I sighed. “Ever wish you could wipe out everything and start again?”

“Isn’t that what you’ve just done?”

“And ended up with a whole new pile of shit.”

“It doesn’t have to be a pile of shit, Danny. You’ve got friends. You’ve got me.”

I looked at him, sitting on the floor, his fringe falling over one eye, the blue-green moonlight bathing his features, making his eyes seem even more catlike than ever.

And what good is that?
I wanted to ask him.
Everything I touch turns to waste, so what’s the point of having good things or good people in my life if all that’s going to happen is that I poison them
?

But I didn’t. Instead, I kissed him gently on the lips and turned so that my back was resting against his shoulder, my face turned away from him.

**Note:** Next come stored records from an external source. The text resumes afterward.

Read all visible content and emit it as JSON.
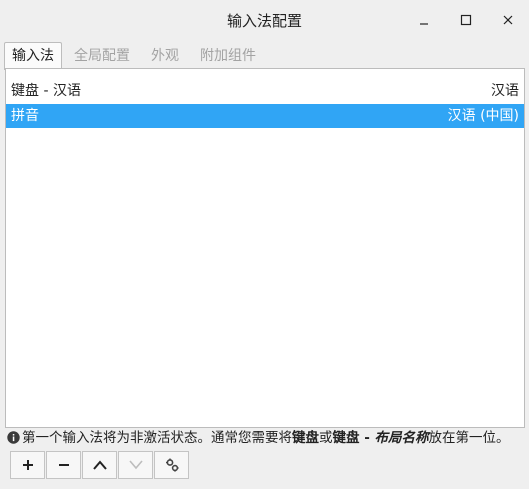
{
  "window": {
    "title": "输入法配置"
  },
  "tabs": [
    {
      "label": "输入法",
      "active": true
    },
    {
      "label": "全局配置",
      "active": false
    },
    {
      "label": "外观",
      "active": false
    },
    {
      "label": "附加组件",
      "active": false
    }
  ],
  "list": {
    "header": {
      "name": "键盘 - 汉语",
      "lang": "汉语"
    },
    "selected": {
      "name": "拼音",
      "lang": "汉语 (中国)"
    }
  },
  "info": {
    "part1": "第一个输入法将为非激活状态。通常您需要将",
    "bold1": "键盘",
    "part2": "或",
    "bold2": "键盘 - ",
    "italic": "布局名称",
    "part3": "放在第一位。"
  },
  "toolbar": {
    "icons": [
      "plus-icon",
      "minus-icon",
      "chevron-up-icon",
      "chevron-down-icon",
      "gear-icon"
    ]
  }
}
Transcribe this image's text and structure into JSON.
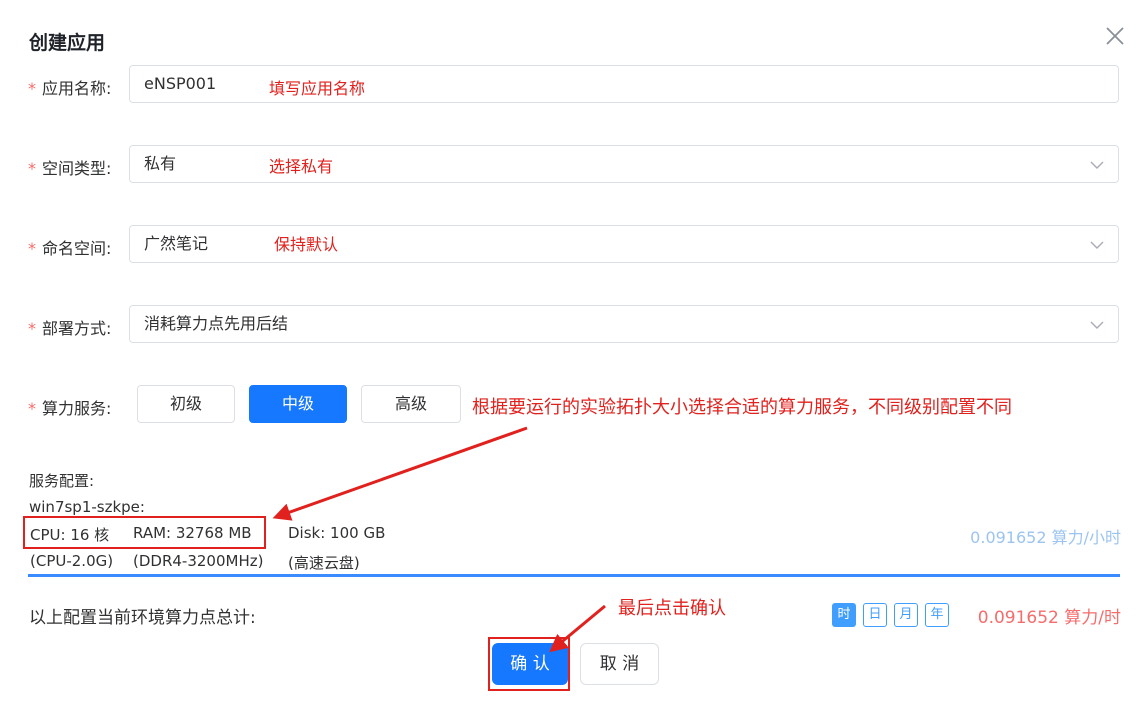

His voice came from the darkness, from what seemed like a million miles away. “I know you’re lying, Danny. I know you’re a lot closer to Falzone than you want to admit. But you know what? That’s OK; it doesn’t matter. You asked me what I want. Well, all I want is this:
to be your friend
. To be here for you, whatever happens.”

I shifted my gaze and everywhere it fell, the city – bathed in either a steel-blue moonlight or the yellow halo of artificial street lighting – seemed utterly uninhabited. For a moment I fantasised that, whilst we’d been having our dinner, some mysterious calamity had wiped out the population of London and with it all my troubles. Then, in the distance, I saw the tiny blue pinpricks of a cop car flicker on and, a second later, though it might have been my imagination, the siren sound drifted tinnily to bounce around inside the glass bubble.